Peki turizmde güncel tablo nedir? Sektördeki zorluklar nasıl aşılır? Bodrum Turistik Otelciler, İşletmeciler ve Yatırımcılar Derneği (BODER)Başkanı Ömer Faruk Dengiz, Profesyonel Otel Yöneticileri Derneği (POYD) Yönetim Kurulu Başkan Yardımcısı Ercan ÇEK, Profesyonel Turist Rehberi Can Düzdaş Sputnik‘e özel anlattı.

‘Sabit döviz uygulaması, yabancı turistlerin elindeki dövizin ülkemizde istenen tatil harcamalarını yapmasını sağlamadı’

Bodrum Turistik Otelciler, İşletmeciler ve Yatırımcılar Derneği (BODER) Başkanı Ömer Faruk Dengiz, döviz kurlarındaki artış ve yüksek enflasyondan turizm sektörünün olumsuz etkilendiğini belirterek konuya ilişkin şöyle konuştu:

Yüksek enflasyon ortamında işletmeler, artan maliyetleri karşılamak için fiyatlarını yükseltmek zorunda kaldı. Fakat bu riske karşı, önceki yaşadığımız tecrübelere dayanarak herkesin tatil yapmaları için çok öncesinden kış boyunca uygun Erken Rezervasyon Kampanyaları öne sürüldü. Aynı zamanda bu indirimler, ilerleyen sezon boyunca belli oranda düşerek devam edildi ve sonuç verdi. Hepimizin bir Nostradamus olmamıza gerek yok. Hayatın gerçeğini hepimiz yaşıyoruz, biliyoruz ve farkındayız. Sabit döviz uygulaması aslında bir yandan işe yaradığını düşünsem de, yabancı turistlerin elindeki dövizin ülkemizde istenen tatil harcamalarını yapamadı. Uzun vadede bu durum otellerin, başka ülkelere göre rekabetçilik gücümüzü azaltmada etki yaratır ve de yaratmaya devam edecektir. Bununla birlikte iş gücü maliyetlerimiz artmaya devam eder. Tesisler, maliyet artışları ve belirsizlikler nedeniyle yeni yatırımlardan kaçınabilir. İşletmelerin borçlanma maliyetleri artabilir.

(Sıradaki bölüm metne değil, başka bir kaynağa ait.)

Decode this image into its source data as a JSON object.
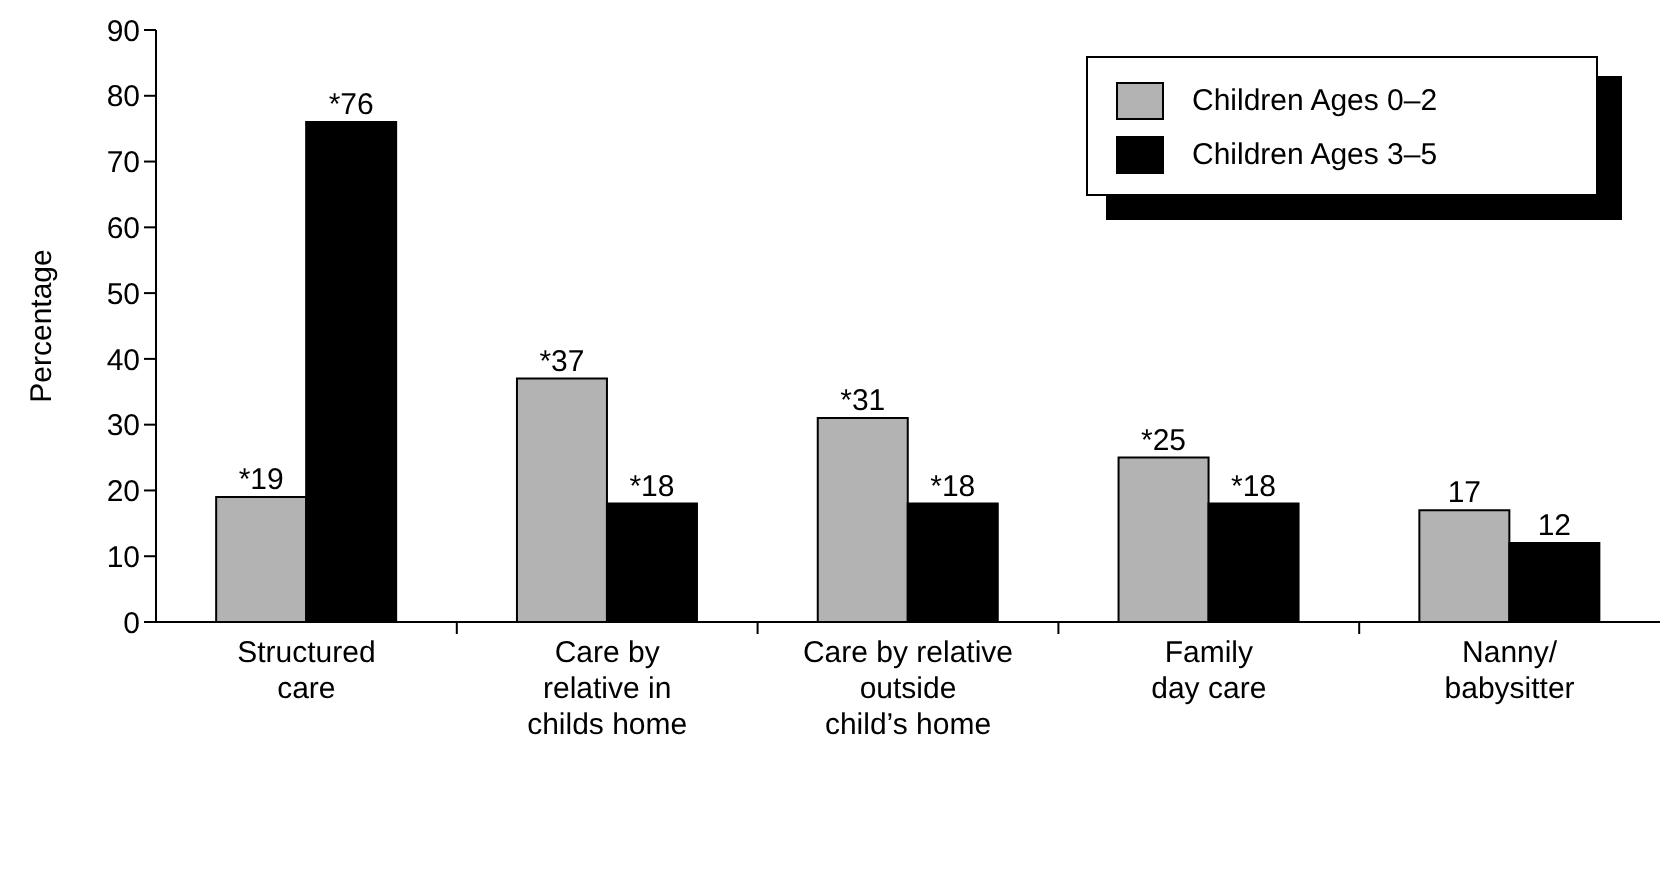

Bu durum, finansal sürdürülebilirliğini olumsuz etkiler. Bu olay ilk defa yaşanmadı. Bu sektör, savaş, ekonomik kriz, rekabetçilerle iç içe yaşadı ve yaşamaya devam ediyor. Buna karşın turizm, ülkemizde sektörel bazda her ne kadar şikâyet etsek de, ve bizi unutsalar da en iyi şekilde sorunlara çözüm bulmaya çalışan sektör olmaya hep çalıştı.

‘Yüksek enflasyon uluslararası rekabeti de zora sokmakta’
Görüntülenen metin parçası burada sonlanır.